Uma sextilha de origem integralista, composta no café Martinho,
quando se falava muito num monstro que aparecia num lago inglês:
Mas se isto dá uma volta
Por obra de Belzebú
Pegam nas tábuas e dão-lhe
Com elas todas no cu.
Um amigo de infância do Presidente do Conselho, que tinha ido
muito novo para África e por lá fizera a sua vida, juntando
uma grande casa, vem à Metrópole e visita-o. Visita-o para
matar saudades, mas aproveita para lhe pedir um conselho. É que
acabava de formar um filho em Ciências Económicas e Financeiras
e queria iniciá-lo no trabalho, aqui na Metrópole, antes
de ir para África entrar na gestão dos negócios paternos.
- Talvez tu mesmo pudesses ajudar-me. Um lugarzito em que ele entrasse
na prática...
Salazar sorriu:
- Nem de propósito! Esteve aqui há pouco o ministro da
Economia e falou-me da necessidade de um economista para um conselho técnico.
Sempre é um ordenado de seis contos...
- Seis contos?! Deus nos livre! Com um ordenado desses logo de entrada,
o rapaz perdia a noção das proporções. Desmoralizava-se.
Eu quero-o lá é para trabalhar.
- Então talvez um lugar de chefe de contabilidade num grémio.
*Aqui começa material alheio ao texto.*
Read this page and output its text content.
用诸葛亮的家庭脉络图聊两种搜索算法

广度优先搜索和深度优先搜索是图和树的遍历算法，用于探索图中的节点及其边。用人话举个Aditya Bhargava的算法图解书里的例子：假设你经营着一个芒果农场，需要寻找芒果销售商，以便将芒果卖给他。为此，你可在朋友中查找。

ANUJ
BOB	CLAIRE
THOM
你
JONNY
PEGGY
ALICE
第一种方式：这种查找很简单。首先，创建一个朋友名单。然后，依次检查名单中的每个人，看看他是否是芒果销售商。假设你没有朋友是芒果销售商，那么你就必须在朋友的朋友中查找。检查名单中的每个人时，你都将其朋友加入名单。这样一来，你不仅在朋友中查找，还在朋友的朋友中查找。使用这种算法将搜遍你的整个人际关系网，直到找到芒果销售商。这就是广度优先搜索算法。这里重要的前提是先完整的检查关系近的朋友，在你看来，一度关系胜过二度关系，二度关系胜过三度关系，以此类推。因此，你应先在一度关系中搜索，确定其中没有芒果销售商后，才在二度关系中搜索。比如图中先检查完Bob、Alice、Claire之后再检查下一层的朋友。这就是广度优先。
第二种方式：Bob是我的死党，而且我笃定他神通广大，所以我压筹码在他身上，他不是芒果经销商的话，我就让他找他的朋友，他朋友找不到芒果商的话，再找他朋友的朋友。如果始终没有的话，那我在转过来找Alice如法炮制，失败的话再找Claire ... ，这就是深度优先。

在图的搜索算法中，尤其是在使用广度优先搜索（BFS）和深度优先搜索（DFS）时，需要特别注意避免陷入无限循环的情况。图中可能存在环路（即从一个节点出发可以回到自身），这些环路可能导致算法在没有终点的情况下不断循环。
São quatro contos e quinhentos...
- É muito. É muito ainda...
Salazar indicou a seguir mais dois ou três lugares equivalentes
e o amigo ia recusando sempre. Até que se resolveu a adiantar:
- Compreendes, eu não quero que ele comece por mandar, mas por
obedecer. Para saber como é. Para aprender, para se desemburrar.
Sem grandes facilidades. Uma coisa aí para um conto e duzentos,
um conto e quinhentos... Terceiro ou segundo oficial, por exemplo...
Salazar teve um gesto de desalento:
- Ah, isso é impossível! Só por concurso!...
Compreende-se a reacção de Salazar. Não se tratava
já de uma graça pessoal, mas de uma crítica séria,
sob roupagens de humorismo, a um sistema defeituoso de formação
de quadros. Também eram frequentes as anedotas sobre o longo governo
do Presidente do Conselho e a sua previsível longevidade, dado o
caso do pai, que morrera muito idoso, e das irmãs, mais velhas e
bem resistentes.
Entre elas, esta:
Um dia, alguém pensou em oferecer a Salazar, como presente, uma
tartaruga.
- Uma tartaruga? Que ideia! Onde ia eu meter um bicho desses?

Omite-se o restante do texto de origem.